Отец всевышний, добрый друг, Внемли молитве нашей страстной, Доверию стального братства На скрытных миссиях опасных Услышь наш зов, стремящийся к тебе От SEAL, в небе, воде и на земле.
Люди спали когда и где могли. У нас есть большой деревянный гостевой дом у въезда на участок, и многие обосновались там. «Морские котики» спали вообще везде: на кроватях, диванах, стульях – где угодно. Каждые три часа раздавался телефонный звонок, прямое соединение с поля боя в Афганистане. Сообщение всегда было одно и то же: «Без новостей». Никогда моя мама не оставалась в одиночестве, но она была сама не своя от волнения.
Когда начался июль, многие постепенно стали терять веру и решили, что я мертв. Кроме Моргана, который не верил в это и продолжал повторять, что мы всегда были на связи – ментально. Я ранен, но жив. В этом он был уверен.

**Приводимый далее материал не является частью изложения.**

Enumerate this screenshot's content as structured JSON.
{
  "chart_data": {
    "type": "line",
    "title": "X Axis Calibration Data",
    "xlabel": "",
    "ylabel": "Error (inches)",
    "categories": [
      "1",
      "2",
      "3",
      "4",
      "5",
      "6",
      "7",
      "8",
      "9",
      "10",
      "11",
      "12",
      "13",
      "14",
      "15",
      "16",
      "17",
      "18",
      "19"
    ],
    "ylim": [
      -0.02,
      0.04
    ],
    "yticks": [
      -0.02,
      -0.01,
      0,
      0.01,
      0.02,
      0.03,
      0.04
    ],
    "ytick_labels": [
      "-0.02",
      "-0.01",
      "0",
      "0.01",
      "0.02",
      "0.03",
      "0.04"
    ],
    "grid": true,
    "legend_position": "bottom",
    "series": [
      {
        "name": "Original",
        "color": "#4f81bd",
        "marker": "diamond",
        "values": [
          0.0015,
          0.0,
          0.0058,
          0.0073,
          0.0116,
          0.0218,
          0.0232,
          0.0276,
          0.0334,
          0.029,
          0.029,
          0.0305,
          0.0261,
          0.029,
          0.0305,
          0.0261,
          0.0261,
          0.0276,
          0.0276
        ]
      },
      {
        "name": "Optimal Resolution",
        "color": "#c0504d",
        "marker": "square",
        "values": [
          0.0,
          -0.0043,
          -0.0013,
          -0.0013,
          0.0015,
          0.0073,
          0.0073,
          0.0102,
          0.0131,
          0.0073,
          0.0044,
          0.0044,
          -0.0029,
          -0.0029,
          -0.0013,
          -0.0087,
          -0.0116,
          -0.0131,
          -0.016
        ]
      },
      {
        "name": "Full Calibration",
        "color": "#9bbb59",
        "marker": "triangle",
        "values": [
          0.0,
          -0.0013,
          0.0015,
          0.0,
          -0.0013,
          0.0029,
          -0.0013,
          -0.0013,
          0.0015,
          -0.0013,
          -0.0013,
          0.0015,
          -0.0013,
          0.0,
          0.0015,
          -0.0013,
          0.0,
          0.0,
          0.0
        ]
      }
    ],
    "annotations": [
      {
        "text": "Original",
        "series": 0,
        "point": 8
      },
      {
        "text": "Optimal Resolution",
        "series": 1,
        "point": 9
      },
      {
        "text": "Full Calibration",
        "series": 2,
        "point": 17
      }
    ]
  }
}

«Морские котики» тоже не допускали и мысли, что я умер. Просто пропал без вести в бою. Они верили только в это. И до тех пор, пока точно не докажут обратное, только это они и принимали. Не так, как тупые телевизионные станции. Репортеры думают, что могут говорить любую чушь, которая только взбредет им в голову – неважно, правда это или нет, и причинять моей семье такую эмоциональную травму, что только мое братство может это понять и излечить.
Но вернемся обратно в пещеру. Норзамунд вернулся с двумя другими парнями и снова напугал меня до смерти, так как фонаря с собой они не прихватили. Было около четырех утра первого июля, пятницы. Афганцы общались между собой шепотом и издавали шипящие звуки в знак тишины. Они снова взяли меня и отнесли вниз по холму к ручью. Я попытался выкинуть воняющую дерьмом бутылку, но парни нашли ее и принесли обратно. Кажется, в Гиндукуше жуткий дефицит этих бутылок. В любом случае, они следили за стекляшкой так, словно она была редким бриллиантом.
Мы пересекли реку и повернули вверх по склону, направляясь обратно к деревне. Мне казалось, что это заняло очень много времени, и в один момент я сверкнул фонариком на свои часы, и пуштуны тут же захлебнулись яростью: «Нет! Нет! Нет! Доктор Маркус! «Талибан»! «Талибан»!»
Конечно, я не знал, о чем они говорят. Фонарик был малюсеньким, но мужчины все продолжали показывать на него. Скоро я осознал, что свет был для нас крайне опасен, что деревня Сабрэй была окружена талибами, ожидающими лишь шанса поймать и убить меня. У моей вооруженной охраны было пуштунское воспитание, и они прекрасно знали, что малейшее мелькание света – неважно, насколько маленькое, – было необычным здесь, в горах, и легко могло привлечь внимание настороженного часового.
Я тут же выключил эту штуку. Один из афганцев, шедших с автоматом впереди, знал немного английский. Он повернулся ко мне и прошептал: «Талибан» видеть свет, они убить тебя, доктор Маркус!»
Наконец мы достигли высокогорья, и в разговоре горцев я разобрал слово «вертолет». Тогда я подумал, что кто-нибудь, может, прилетел мне на помощь. Но это была ложная тревога. Ничего не случилось. Я вытянулся на земле. Незадолго до рассвета появился Сарава с медицинской сумкой и занялся моей ногой. Он снял пропитанные кровью бинты, осмотрел раны, обработал их антисептиком и наложил чистую повязку. Потом, к моему изумлению, он достал инсулин – препарат от диабета, которого у меня не было.
Кажется, я умел лгать лучше, чем полагал. И, очевидно, мне надо было его принять. Чего только не сделаешь ради своей страны. Невероятно, не так ли?
Меня отнесли в дом, расположенный в верхней части деревни, и там я встретил моего первого настоящего афганского друга, Мохаммада Гулаба, сына старейшины и по совместительству местного шефа полиции. Ему было тридцать три года, и здесь все звали его просто Гулаб (произносится как Гуу-лааб), и его позиция в местном обществе была очень значительной. Мне он четко дал понять, что «Талибан» не заберет меня до тех пор, пока в этом деле замешан он.
Это был отличный парень, и мы стали хорошими друзьями, по крайней мере, настолько хорошими, насколько возможно с непреодолимым языковым барьером. По большей части мы пытались разговаривать о семьях, и я понял, что у него есть жена и шестеро детей и одному Богу известно, сколько двоюродных братьев, сестер и дядюшек. Объяснить, что у меня есть брат-близнец, было тяжеловато, так что я в итоге назвал его просто братом, потому, что Гулаб не понимал меня и думал, что Морган – это мое второе имя. Впрочем, как и многие другие люди.